City to double health spending
Bambang Nurbianto, The Jakarta Post/Jakarta
The City Health Agency has proposed Rp 100 billion (US$10.99 million) be spent on a health care card scheme for poor families in 2005, more than twice the amount in this year's city budget.
The Gakin card scheme would cover about 40 percent of Jakarta's 8.3 million population, or about 3.32 million people, agency head Abdul Chalik Masulili said on Thursday.
This year, with Rp 40 billion spent, only 5 percent of the population held Gakin cards, or about 415,000 people.
Abdul said a Rp 21 billion fuel subsidy fund from the state budget would help make up the difference.
"We have to increase the fund for health services for poor families. Next year, our target will be much higher," he told The Jakarta Post.
Masulili said the jump in the number of people targeted to receive the service came after data from neighborhood units was used to calculate the number of poor families in the city instead of figures provided by the Central Bureau of Statistics.
The administration had earlier been asked by the City Council to upgrade the existing database on poor families in the capital. The database is expected to be completed in the first half of next year.
Masulili said local government agencies had been discussing what the criteria was for poor people who deserved health services.
"We will verify our list of those who deserve services with the neighborhood unit chiefs," he said.
City Council deputy speaker Ahmad Heryawan had said earlier the new Gakin card scheme would provide discounts for health services based on the recipients' income levels and living circumstances.
Under the proposed scheme, some people would qualify for medical discounts of 25 percent, 50 percent, or 75 percent, while the poorest of the poor would pay nothing at all.
Masulili said in total, the city was expected to allocate Rp 800 billion to the health sector next year. He did not provide a cost breakdown.
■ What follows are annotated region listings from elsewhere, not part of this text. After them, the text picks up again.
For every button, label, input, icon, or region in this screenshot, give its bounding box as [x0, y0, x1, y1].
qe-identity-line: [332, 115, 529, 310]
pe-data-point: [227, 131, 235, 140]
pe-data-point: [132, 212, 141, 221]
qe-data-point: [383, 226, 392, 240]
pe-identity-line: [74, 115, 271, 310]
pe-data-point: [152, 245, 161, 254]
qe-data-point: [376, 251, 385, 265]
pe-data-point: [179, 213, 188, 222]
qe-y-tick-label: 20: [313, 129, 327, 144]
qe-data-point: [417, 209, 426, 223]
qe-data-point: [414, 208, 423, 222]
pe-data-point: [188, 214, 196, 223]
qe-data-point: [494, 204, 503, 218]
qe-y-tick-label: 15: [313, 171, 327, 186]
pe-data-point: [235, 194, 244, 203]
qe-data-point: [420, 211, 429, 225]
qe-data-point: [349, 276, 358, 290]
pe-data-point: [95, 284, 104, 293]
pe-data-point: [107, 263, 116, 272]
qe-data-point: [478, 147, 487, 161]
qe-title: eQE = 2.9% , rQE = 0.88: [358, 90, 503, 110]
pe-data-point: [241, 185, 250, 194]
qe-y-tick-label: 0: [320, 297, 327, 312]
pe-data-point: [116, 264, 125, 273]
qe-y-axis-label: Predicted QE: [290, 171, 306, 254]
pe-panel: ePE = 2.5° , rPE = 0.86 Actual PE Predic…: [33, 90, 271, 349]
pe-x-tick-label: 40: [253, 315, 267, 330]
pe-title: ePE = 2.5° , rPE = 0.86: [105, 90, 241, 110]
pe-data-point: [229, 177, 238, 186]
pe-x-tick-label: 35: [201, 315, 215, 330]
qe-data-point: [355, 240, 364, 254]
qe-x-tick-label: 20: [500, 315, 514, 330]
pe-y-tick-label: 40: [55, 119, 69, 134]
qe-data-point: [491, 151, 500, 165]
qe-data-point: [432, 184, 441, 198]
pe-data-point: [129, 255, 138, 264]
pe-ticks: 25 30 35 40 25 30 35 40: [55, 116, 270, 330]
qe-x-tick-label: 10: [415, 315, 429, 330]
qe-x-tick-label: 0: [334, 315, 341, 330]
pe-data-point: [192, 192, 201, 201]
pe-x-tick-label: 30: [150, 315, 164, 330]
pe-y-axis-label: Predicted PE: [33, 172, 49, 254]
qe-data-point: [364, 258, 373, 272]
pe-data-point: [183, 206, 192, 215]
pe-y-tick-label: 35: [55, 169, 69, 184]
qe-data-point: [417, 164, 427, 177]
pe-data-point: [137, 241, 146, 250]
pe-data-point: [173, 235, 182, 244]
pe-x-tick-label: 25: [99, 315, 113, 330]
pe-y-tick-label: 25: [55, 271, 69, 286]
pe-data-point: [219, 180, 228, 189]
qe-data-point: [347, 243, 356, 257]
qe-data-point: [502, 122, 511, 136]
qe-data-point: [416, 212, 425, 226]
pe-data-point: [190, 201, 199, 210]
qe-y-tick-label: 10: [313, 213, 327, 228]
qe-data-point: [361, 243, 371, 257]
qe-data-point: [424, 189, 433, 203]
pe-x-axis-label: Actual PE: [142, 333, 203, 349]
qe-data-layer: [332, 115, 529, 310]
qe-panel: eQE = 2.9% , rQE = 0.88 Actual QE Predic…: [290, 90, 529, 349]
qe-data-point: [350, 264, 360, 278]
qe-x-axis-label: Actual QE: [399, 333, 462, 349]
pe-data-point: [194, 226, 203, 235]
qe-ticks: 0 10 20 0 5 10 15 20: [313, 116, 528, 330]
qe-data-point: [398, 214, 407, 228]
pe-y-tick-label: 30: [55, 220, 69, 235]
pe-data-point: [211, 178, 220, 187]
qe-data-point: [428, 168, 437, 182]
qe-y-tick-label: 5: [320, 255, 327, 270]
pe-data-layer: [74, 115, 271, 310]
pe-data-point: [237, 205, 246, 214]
The administration has proposed a hike in its overall budget from Rp 12.26 trillion this year to Rp 13.93 trillion next year. The draft budget will be deliberated by the administration and the council in December.
The budget will be prioritized for the construction of the busway corridors (Rp 515 billion), land acquisition for the East Flood Canal construction (Rp 450 billion), maintenance of small lakes and Angke and Ciliwung rivers (Rp 401.5 billion), the construction of low-cost apartments (Rp 150 billion) and the procurement of incinerators for waste treatment facilities (Rp 400 billion).